RUBRICA – Ciao a tutti, nonostante un maggio particolarmente caldo alcuni miei assaggi hanno riguardato diversi vini rossi interessanti, spesso poco conosciuti ed apprezzati, come ad esempio quel Cirò riserva degustato con gli amici del CAI di Calco che mi da lo spunto per parlarvi di questa zona situata poco più a nord di Crotone dove, soprattutto recentemente, si producono ottimi vini davvero impensabili fino a una decina di anni fa.
Alle nostre latitudini non capita spesso assaggiare vini provenienti dalla Calabria, regione piuttosto impervia in cui si succedono Pollino, Sila ed Aspromonte e dove le produzioni sono in genere piuttosto limitate. Ebbene sì, l’unica zona dove si raggiungono quantitativi rilevanti è proprio la zona del Cirò, nelle tipologie bianco, rosato, rosso, rosso superiore ed anche rosso riserva, disciplinati da una DOC stortica che risale al 1969.
I vitigni prevalentemente utilizzati sono il Greco per i vini bianchi , molto diffuso in tutto il Sud Italia, ed il Gaglioppo per i vini rossi, vitigno molto interessante e coltivato solo in Calabria, col quale si produceva anche il vino utilizzato per tagliare i grandi nebbioli piemontesi
definito addirittura il “Barolo del Sud”.
A queste uve si sono aggiunti anche altri vitigni autoctoni riscoperti e valorizzati in questi ultimi anni come il Mantonico bianco, con cui si fanno anche degli ottimi passiti, ed il Magliocco rosso. Un po’ meno frequente, rispetto ad altre regioni del Sud come Sicilia e Puglia l’utilizzo di uve internazionali come Chardonnay e Viogner per i bianchi oppure Cabernet e Syrah per i rossi.
Il Cirò bianco, greco 90%, solitamente è un vino bianco di buona struttura non profumatissimo ma sapido, equilibrato e mai stucchevole, ottimo vino quotidiano non troppo costoso e di ottima qualità. Ho assaggiato per lo più i bianchi delle due aziende più rappresentative del territorio, Librandi e Ippolito, e devo dire che con 6/7 euro si beve davvero bene.
Una segnalazione a parte per l’”Efeso” un bianco da uve Mantonico in purezza che recentemente Librandi è riuscito a migliorare alleggerendo l’impatto della barrique.
Note positive anche dai Cirò rosati: il Gaglioppo è sicuramente una delle uve più adatte alla vinificazione in rosa. Di per sé non rilascia colorazioni particolarmente intense (non a caso veniva associato ai nebbioli) e raccolto con leggero anticipo garantisce freschezza, fragranza ed anche una discreta tenuta, che è un po’ il tallone d’achille dei rosati. Oltre al solito Librandi, davvero da manuale, notevole anche quello di Tenute Iuzzolini.

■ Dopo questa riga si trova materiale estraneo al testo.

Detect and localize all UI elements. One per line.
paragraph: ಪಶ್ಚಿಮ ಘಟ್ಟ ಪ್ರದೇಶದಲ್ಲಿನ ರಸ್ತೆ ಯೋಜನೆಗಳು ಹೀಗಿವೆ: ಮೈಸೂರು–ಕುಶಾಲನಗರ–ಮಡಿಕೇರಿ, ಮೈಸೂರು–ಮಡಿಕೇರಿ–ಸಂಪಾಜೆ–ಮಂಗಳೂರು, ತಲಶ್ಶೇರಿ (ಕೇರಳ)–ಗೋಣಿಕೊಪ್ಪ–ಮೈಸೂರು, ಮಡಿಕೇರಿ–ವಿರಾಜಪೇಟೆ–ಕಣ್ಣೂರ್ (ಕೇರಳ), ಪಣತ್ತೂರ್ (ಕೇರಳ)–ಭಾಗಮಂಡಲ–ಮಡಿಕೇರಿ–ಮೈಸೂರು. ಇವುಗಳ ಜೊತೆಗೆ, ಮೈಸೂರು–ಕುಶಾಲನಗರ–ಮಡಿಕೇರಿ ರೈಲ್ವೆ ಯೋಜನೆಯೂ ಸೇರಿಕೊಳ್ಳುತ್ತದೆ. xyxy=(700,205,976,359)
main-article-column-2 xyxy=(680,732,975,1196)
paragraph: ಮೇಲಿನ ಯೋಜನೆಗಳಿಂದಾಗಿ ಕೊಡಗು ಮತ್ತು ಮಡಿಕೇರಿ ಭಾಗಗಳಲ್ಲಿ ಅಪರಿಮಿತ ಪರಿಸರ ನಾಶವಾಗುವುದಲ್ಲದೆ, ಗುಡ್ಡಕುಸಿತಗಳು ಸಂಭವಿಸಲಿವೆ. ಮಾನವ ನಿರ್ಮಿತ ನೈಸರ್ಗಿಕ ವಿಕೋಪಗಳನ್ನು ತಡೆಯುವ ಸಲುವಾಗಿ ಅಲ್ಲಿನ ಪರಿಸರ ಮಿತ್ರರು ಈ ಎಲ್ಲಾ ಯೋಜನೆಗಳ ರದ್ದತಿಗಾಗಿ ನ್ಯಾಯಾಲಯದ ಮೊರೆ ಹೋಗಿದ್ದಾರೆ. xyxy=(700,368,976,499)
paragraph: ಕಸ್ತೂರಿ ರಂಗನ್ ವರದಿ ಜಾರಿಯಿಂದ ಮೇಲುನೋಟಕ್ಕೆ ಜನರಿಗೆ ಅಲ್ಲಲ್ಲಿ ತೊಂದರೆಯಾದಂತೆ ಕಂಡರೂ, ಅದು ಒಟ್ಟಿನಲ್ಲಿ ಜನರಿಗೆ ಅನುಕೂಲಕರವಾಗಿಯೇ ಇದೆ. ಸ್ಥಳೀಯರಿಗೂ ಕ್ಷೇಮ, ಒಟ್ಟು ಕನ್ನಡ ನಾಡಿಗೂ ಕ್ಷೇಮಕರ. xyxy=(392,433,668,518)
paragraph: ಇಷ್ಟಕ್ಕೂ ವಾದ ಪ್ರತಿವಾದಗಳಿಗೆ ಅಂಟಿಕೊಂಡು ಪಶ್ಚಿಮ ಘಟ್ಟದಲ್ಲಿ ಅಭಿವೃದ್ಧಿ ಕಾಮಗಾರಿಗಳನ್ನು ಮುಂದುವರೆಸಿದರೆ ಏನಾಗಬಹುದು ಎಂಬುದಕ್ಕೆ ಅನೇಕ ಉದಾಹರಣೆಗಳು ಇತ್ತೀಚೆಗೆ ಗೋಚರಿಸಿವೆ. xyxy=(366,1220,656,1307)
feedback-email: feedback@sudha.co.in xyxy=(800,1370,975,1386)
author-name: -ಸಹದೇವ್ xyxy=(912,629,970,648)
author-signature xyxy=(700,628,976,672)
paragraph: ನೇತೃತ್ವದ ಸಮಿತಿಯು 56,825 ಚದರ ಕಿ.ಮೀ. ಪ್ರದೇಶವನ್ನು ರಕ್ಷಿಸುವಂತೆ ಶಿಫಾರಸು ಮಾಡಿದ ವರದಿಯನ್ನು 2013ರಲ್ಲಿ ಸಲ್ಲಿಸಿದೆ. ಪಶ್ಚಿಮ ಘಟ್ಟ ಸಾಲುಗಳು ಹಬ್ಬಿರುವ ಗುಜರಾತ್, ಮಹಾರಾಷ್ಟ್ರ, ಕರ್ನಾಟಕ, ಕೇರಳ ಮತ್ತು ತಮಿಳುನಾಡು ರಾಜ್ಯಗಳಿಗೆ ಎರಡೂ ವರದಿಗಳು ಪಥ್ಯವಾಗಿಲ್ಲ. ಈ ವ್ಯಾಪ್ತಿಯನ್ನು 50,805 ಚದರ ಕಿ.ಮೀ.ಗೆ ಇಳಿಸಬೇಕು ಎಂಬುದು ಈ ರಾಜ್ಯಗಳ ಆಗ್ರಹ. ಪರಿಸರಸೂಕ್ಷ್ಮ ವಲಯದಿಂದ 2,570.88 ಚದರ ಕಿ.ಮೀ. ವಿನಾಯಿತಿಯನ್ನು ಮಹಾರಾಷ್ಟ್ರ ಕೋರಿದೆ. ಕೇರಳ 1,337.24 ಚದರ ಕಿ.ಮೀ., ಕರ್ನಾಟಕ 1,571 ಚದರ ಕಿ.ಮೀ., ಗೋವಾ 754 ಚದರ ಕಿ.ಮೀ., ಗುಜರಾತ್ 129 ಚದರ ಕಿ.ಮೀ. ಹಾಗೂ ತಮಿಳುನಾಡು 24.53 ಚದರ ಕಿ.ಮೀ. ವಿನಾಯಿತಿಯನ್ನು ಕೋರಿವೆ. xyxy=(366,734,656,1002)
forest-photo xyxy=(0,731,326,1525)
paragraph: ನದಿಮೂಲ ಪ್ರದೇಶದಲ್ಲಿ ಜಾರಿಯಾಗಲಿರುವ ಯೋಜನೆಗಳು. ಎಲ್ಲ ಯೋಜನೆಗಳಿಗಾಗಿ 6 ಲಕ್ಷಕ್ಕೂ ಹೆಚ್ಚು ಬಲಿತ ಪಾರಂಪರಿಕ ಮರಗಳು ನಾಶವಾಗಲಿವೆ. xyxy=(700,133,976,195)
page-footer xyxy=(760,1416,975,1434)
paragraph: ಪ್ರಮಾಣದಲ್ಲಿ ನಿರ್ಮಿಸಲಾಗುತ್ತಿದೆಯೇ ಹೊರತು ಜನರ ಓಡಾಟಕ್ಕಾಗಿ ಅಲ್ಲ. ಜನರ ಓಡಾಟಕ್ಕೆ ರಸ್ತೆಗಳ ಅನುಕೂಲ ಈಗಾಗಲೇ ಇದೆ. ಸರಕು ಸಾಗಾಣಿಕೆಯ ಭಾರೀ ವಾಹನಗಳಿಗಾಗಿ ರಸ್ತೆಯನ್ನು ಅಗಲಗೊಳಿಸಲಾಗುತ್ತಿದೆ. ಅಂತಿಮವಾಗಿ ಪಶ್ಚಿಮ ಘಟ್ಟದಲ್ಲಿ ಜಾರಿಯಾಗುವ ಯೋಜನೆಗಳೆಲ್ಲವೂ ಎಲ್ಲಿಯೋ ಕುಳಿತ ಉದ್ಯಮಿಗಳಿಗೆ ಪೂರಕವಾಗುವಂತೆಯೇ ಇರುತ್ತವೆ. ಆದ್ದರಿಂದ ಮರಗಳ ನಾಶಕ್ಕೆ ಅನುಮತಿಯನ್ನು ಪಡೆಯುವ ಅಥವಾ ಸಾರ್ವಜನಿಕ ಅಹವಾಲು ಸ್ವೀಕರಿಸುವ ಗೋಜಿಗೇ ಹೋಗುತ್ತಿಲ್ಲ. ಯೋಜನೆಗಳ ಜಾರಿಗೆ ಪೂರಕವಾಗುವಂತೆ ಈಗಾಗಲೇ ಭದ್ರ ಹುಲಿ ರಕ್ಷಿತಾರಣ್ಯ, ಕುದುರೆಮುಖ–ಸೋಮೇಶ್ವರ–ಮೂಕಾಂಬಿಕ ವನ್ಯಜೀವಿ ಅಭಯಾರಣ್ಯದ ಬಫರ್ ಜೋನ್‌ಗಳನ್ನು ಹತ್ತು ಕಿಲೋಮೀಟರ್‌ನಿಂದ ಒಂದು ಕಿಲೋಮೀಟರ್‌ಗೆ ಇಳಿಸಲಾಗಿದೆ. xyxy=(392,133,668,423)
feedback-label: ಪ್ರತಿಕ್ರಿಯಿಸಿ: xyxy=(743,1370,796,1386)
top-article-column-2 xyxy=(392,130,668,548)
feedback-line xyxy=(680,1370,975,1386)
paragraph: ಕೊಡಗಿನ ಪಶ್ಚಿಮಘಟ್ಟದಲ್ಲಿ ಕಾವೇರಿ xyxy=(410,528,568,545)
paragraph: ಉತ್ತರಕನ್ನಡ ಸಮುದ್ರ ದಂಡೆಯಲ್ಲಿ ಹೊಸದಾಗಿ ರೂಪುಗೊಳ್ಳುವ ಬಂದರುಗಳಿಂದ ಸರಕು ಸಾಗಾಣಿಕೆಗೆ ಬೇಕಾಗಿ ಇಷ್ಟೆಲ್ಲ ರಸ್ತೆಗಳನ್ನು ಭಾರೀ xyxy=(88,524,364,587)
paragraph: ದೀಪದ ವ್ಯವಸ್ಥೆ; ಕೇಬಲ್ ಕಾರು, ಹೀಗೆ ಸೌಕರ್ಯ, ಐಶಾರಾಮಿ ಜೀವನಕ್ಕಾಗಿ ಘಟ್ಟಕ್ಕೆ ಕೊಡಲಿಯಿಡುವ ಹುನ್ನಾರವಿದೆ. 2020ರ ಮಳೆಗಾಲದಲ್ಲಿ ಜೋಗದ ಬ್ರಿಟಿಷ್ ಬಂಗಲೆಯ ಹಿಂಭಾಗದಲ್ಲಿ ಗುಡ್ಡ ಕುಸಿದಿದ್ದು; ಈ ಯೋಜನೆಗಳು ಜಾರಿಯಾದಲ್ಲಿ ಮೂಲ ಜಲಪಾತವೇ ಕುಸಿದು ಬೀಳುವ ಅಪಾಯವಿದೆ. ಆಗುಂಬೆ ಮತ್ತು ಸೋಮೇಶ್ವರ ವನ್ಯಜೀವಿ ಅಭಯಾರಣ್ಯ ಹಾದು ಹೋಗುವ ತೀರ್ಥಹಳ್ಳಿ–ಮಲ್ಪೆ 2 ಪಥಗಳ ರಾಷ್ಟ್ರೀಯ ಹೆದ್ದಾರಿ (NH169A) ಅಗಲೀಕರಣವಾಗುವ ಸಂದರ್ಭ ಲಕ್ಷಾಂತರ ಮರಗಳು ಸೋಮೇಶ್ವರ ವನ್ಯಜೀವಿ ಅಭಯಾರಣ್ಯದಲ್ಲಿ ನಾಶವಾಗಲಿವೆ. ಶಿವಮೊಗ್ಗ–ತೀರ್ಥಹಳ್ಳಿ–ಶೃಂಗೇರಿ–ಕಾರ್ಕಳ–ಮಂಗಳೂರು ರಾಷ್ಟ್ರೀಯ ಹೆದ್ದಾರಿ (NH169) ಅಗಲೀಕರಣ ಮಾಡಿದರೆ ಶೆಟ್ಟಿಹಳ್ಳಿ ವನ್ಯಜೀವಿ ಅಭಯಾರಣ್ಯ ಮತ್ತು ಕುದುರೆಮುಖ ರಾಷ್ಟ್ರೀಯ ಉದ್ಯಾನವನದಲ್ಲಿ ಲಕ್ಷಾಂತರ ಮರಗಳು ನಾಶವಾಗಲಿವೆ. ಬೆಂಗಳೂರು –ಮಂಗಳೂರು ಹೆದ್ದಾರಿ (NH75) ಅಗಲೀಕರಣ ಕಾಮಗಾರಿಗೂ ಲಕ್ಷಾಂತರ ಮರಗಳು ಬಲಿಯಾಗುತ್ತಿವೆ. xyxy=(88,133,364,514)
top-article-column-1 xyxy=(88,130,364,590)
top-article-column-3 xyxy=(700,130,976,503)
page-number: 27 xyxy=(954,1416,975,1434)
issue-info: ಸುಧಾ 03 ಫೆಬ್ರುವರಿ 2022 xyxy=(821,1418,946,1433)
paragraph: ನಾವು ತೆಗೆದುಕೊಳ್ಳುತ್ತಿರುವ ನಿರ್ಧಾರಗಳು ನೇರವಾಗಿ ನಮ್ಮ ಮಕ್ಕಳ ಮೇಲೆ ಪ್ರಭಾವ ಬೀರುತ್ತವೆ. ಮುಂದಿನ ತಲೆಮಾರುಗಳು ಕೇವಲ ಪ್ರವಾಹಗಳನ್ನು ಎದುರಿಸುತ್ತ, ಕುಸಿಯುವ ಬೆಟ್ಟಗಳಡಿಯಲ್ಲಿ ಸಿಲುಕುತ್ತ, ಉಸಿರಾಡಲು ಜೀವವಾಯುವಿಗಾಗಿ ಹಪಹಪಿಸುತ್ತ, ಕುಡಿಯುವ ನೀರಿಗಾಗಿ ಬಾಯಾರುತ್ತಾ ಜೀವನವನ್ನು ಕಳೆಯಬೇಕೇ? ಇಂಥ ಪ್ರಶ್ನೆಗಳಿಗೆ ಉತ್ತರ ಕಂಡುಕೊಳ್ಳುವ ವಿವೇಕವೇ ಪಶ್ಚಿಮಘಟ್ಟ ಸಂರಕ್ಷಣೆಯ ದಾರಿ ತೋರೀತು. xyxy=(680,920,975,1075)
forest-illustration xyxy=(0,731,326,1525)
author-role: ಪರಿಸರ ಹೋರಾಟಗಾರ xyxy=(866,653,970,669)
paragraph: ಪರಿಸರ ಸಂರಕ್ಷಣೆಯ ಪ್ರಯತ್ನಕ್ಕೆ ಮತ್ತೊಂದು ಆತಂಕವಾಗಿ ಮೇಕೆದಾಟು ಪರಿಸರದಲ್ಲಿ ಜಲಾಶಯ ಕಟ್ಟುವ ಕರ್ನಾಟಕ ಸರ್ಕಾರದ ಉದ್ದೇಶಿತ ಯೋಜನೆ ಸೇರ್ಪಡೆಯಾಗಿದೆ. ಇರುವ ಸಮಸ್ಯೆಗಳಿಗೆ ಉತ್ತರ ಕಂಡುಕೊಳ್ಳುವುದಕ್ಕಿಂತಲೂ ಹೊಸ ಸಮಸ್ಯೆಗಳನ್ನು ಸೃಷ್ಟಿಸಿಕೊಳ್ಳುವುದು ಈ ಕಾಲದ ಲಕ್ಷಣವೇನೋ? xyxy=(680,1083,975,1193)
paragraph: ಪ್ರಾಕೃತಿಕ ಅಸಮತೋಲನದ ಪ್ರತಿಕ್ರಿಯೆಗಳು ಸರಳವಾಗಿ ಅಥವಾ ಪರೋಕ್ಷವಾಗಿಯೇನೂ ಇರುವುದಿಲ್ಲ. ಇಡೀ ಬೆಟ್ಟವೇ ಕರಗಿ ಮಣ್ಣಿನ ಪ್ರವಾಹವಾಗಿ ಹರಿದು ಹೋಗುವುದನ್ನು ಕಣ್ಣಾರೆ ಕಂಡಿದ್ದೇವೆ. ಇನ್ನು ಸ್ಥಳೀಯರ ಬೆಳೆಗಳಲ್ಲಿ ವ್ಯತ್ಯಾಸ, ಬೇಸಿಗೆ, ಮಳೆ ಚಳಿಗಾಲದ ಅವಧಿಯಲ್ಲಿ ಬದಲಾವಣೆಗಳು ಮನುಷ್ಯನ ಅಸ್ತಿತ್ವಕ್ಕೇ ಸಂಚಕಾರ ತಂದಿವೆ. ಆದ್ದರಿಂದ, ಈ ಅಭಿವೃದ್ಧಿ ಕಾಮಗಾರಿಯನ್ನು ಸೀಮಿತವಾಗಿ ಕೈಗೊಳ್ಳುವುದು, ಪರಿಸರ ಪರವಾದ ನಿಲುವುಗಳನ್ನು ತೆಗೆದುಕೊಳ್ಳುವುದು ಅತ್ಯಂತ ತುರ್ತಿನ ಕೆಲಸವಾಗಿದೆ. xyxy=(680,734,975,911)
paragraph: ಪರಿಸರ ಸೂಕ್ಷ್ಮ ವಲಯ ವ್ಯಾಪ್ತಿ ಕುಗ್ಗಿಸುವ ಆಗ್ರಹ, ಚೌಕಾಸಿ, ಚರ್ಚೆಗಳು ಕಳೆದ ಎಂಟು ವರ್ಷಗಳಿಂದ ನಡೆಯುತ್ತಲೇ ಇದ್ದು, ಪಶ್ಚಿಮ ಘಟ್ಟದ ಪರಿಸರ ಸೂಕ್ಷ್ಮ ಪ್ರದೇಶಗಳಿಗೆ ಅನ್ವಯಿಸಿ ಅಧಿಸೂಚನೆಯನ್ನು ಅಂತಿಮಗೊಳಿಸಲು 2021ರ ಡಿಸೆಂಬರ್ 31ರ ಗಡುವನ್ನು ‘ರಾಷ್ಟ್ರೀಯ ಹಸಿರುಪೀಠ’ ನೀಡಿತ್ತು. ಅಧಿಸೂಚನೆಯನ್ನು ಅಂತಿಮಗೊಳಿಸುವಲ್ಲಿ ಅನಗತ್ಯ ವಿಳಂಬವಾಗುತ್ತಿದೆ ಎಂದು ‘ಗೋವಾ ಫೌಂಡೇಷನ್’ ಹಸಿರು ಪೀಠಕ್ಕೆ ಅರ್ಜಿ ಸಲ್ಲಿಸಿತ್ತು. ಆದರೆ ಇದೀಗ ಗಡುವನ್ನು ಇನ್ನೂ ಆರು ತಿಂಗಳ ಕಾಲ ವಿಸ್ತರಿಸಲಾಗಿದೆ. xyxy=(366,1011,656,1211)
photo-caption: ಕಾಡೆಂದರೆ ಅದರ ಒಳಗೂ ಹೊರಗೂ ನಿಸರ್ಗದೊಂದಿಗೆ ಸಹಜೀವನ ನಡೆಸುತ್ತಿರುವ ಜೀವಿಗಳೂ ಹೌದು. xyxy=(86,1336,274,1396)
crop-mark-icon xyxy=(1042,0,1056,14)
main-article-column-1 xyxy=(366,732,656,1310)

Molto più ampia ed articolata la gamma del Cirò rosso per il quale, come avevo accennato poc’anzi, sono previste anche le versioni “Superiore”, “Classico” e “Riserva”. Già il Cirò rosso classico si rivela di ottima personalità, inimitabile sia nella nota varietale dell’uva Gaglioppo sia nel sorprendente equilibrio fra struttura, potenza ed eleganza. Alle riserve, per le quali sono previsti un paio d’anni di affinamento in botte , si aggiungono complessità e longevità. M’ha proprio entusiasmato la riserva “Duca San Felice” 2012 di Librandi assaggiato l’altra sera a Calco (10 euro spesi più che bene) ma ricordo alcune riserve di aziende più piccole come ‘A Vita e Du Cropio
tutt’altro che deludenti. Fuori dal disciplinare è da assaggiare un vero e proprio gioiellino di Calabria, si chiama “Gravello”, è uno dei pochi esempi di “uvaggio” fra Gaglioppo 70% – Cabernet Sauvignon 30% : che buono! Per ciò che concerne gli accostamenti Il Cirò bianco lo vedrei bene su diversi piatti della cucina mediterranea a base di pesce e/o verdure purché semplici ed equilibrati.
Il rosato è un vino molto versatile, può essere accostato a spaghetti “allo scoglio” o fusilli con le melanzane, parmigiana o zucchine ripiene,
insalate di pasta o di riso, tagliere di salumi o vitello tonnato.
I vari Cirò rossi o riserva reggono qualsiasi piatto a base di carne o anche una selezione di formaggi da scegliere in funzione della loro età e della loro struttura. Per coloro che avranno la fortuna di andare in vacanza in Calabria, visto che nella cucina locale è quasi immancabile il peperoncino, mi sia consentito un consiglio spassionato: se volete valorizzare i vini meglio lasciarlo perdere.